A long list of almost superhuman technical feats illustrate Equation Group's extraordinary skill, painstaking work, and unlimited resources. They include:

  1. The use of virtual file systems, a feature also found in the highly sophisticated Regin malware. Recently published documents provided by Ed Snowden indicate that the NSA used Regin to infect the partly state-owned Belgian firm Belgacom.
  2. The stashing of malicious files in multiple branches of an infected computer's registry. [...]
  3. Redirects that sent iPhone users to unique exploit Web pages. In addition, infected machines reporting to Equation Group command servers identified themselves as Macs, an indication that the group successfully compromised both iOS and OS X devices.
  4. The use of more than 300 Internet domains and 100 servers to host a sprawling command and control infrastructure.
  5. USB stick-based reconnaissance malware to map air-gapped networks, which are so sensitive that they aren't connected to the Internet. Both Stuxnet and the related Flame malware platform also had the ability to bridge airgaps.
  6. An unusual if not truly novel way of bypassing code-signing restrictions in modern versions of Windows, [...]. To circumvent this restriction, Equation Group malware exploited a known vulnerability in an already signed driver for CloneCD to achieve kernel-level code execution.

...

"It seems to me Equation Group are the ones with the coolest toys," Costin Raiu, director of Kaspersky Lab's global research and analysis team, told Ars. "Every now and then they share them with the Stuxnet group and the Flame group, but they are originally available only to the Equation Group people. Equation Group are definitely the masters, and they are giving the others, maybe, bread crumbs. From time to time they are giving them some goodies to integrate into Stuxnet and Flame."
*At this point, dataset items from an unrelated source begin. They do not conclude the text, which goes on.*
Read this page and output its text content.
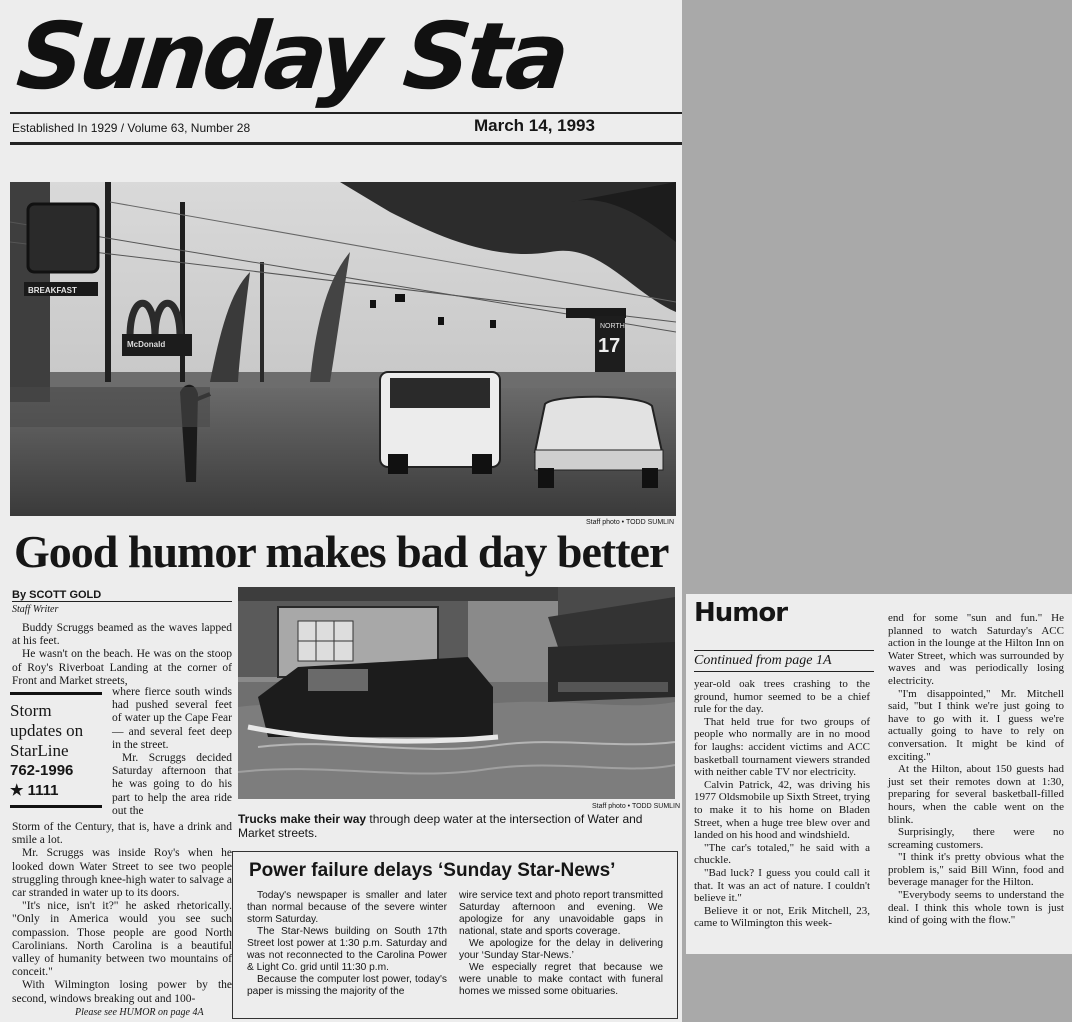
Sunday Sta
Established In 1929 / Volume 63, Number 28	March 14, 1993
BREAKFAST
McDonald
NORTH
17
Staff photo • TODD SUMLIN
Good humor makes bad day better
By SCOTT GOLD
Staff Writer

Buddy Scruggs beamed as the waves lapped at his feet.

He wasn't on the beach. He was on the stoop of Roy's Riverboat Landing at the corner of Front and Market streets,

Storm
updates on
StarLine
762-1996
★ 1111

where fierce south winds had pushed several feet of water up the Cape Fear — and several feet deep in the street.

Mr. Scruggs decided Saturday afternoon that he was going to do his part to help the area ride out the

Storm of the Century, that is, have a drink and smile a lot.

Mr. Scruggs was inside Roy's when he looked down Water Street to see two people struggling through knee-high water to salvage a car stranded in water up to its doors.

"It's nice, isn't it?" he asked rhetorically. "Only in America would you see such compassion. Those people are good North Carolinians. North Carolina is a beautiful valley of humanity between two mountains of conceit."

With Wilmington losing power by the second, windows breaking out and 100-

Please see HUMOR on page 4A
Staff photo • TODD SUMLIN
Trucks make their way through deep water at the intersection of Water and Market streets.
Power failure delays ‘Sunday Star-News’

Today's newspaper is smaller and later than normal because of the severe winter storm Saturday.

The Star-News building on South 17th Street lost power at 1:30 p.m. Saturday and was not reconnected to the Carolina Power & Light Co. grid until 11:30 p.m.

Because the computer lost power, today's paper is missing the majority of the

wire service text and photo report transmitted Saturday afternoon and evening. We apologize for any unavoidable gaps in national, state and sports coverage.

We apologize for the delay in delivering your ‘Sunday Star-News.’

We especially regret that because we were unable to make contact with funeral homes we missed some obituaries.

Humor
Continued from page 1A

year-old oak trees crashing to the ground, humor seemed to be a chief rule for the day.

That held true for two groups of people who normally are in no mood for laughs: accident victims and ACC basketball tournament viewers stranded with neither cable TV nor electricity.

Calvin Patrick, 42, was driving his 1977 Oldsmobile up Sixth Street, trying to make it to his home on Bladen Street, when a huge tree blew over and landed on his hood and windshield.

"The car's totaled," he said with a chuckle.

"Bad luck? I guess you could call it that. It was an act of nature. I couldn't believe it."

Believe it or not, Erik Mitchell, 23, came to Wilmington this week-

end for some "sun and fun." He planned to watch Saturday's ACC action in the lounge at the Hilton Inn on Water Street, which was surrounded by waves and was periodically losing electricity.

"I'm disappointed," Mr. Mitchell said, "but I think we're just going to have to go with it. I guess we're actually going to have to rely on conversation. It might be kind of exciting."

At the Hilton, about 150 guests had just set their remotes down at 1:30, preparing for several basketball-filled hours, when the cable went on the blink.

Surprisingly, there were no screaming customers.

"I think it's pretty obvious what the problem is," said Bill Winn, food and beverage manager for the Hilton.

"Everybody seems to understand the deal. I think this whole town is just kind of going with the flow."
Kaspersky declined to publicly name the country behind the spying campaign, but Wired [wired.com] points some possible NSA connections:

Although the researchers have no solid evidence that the NSA is behind the tools and decline to make any attribution to that effect, there is circumstantial evidence that points to this conclusion. A keyword—GROK—found in a keylogger component appears in an NSA spy tool catalog leaked to journalists in 2013 [leaksource.info]. The 53-page document details—with pictures, diagrams and secret codenames—an array of complex devices and capabilities available to intelligence operatives. The capabilities of several tools in the catalog identified by the codenames UNITEDRAKE, STRAITBAZZARE, VALIDATOR and SLICKERVICAR appear to match the tools Kaspersky found. These codenames don’t appear in the components from the Equation Group, but Kaspersky did find “UR” in EquationDrug, suggesting a possible connection to UNITEDRAKE (United Rake). Kaspersky also found other codenames in the components that aren’t in the NSA catalog but share the same naming conventions—they include SKYHOOKCHOW, STEALTHFIGHTER, DRINKPARSLEY, STRAITACID, LUTEUSOBSTOS, STRAITSHOOTER, and DESERTWINTER.